New things always cost money. You have to look at it from the perspective of staff skill and maintenance.

I think, This is not an academy, if you want to write something new, use your personal time and show me a prototype in a week, but there are also people who think, Who am I studying for?

This is why software engineering is so important.

My utopia

So what was it that I didn't like, I don't even know if it was bad construction. You may not know. But not being able to say it's bad construction is overloading my body.

To keep myself from stressing out, I'm going to keep a checklist of ideal features.
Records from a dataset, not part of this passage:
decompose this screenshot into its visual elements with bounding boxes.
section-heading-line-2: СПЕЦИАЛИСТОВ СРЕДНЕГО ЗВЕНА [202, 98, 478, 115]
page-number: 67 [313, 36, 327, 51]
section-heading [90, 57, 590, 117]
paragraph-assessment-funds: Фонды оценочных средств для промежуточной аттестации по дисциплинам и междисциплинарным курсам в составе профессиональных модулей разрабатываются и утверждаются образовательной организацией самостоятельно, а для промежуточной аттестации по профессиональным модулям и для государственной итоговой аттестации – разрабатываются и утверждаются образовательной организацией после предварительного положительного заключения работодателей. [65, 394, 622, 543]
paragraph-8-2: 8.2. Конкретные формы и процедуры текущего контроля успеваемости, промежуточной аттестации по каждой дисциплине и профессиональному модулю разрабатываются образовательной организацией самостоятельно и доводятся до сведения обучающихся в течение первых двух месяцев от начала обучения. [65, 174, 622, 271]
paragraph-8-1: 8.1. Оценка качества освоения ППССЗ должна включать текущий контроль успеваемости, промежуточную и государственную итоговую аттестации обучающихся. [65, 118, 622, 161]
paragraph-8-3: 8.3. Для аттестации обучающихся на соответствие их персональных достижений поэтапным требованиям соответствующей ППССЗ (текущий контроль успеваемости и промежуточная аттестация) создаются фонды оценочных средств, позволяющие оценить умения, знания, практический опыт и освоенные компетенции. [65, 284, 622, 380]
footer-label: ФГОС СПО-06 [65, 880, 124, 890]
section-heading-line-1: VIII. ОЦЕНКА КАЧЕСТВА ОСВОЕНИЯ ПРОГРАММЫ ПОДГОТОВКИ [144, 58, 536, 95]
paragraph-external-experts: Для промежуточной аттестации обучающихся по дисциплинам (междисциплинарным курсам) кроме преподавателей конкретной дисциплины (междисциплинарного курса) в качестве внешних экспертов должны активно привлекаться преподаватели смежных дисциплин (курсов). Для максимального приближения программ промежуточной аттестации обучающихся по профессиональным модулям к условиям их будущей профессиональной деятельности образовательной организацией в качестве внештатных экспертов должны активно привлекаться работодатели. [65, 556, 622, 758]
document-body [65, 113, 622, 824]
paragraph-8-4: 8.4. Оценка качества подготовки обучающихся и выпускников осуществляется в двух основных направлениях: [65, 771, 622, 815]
  • Do we have a code owner feature? Have we created a culture where certain code changes can be reviewed by a per-file owner?
  • What is the average number of comments in a code review?
  • What is the branching strategy?
  • Are unit tests run in the pipeline, and if so, what is the coverage?
  • Are integration tests based on real data executed in the pipeline, and if so, what are the criteria for inclusion in the integration tests?
  • Are E2E tests executed periodically, and if so, who is responsible for managing them?
  • Are cases given enough time to be implemented before going to test driven?
  • Do they perform chaos testing for external factors? Do they recognize the need for disaster recovery?
  • How is open source managed? Is the software versioned on a specific cycle?
  • Do developers manage their own Docker files and deployments, and if not, who does?
  • Is there support from the systems team to configure a private network? If not, is there an environment where a VPC can be configured?
  • What is being done mechanically to maintain the quality of the code, such as lint and static analysis?
  • If there is a failure, is the failure publicized and a failure report created?
  • Does everyone in the team have ownership of the service?
  • What is the SLA for the services you represent? What is the frequency of OOM failures or top 500 failures?
  • Is the SLA a standard for the HR department?
  • Is the direction of the owner visible to all members?
  • Are decisions made based on data? What tools are used to collect logs?
  • Is the logging format standardized with Open Telemetry, and if not, what format is being managed?
  • Collecting web metrics?
  • Is there a foundation for A/B testing to introduce features? If not, how is the HR department involved in planning?
  • Using a design system?
  • Are Storybooks managed in the same repository?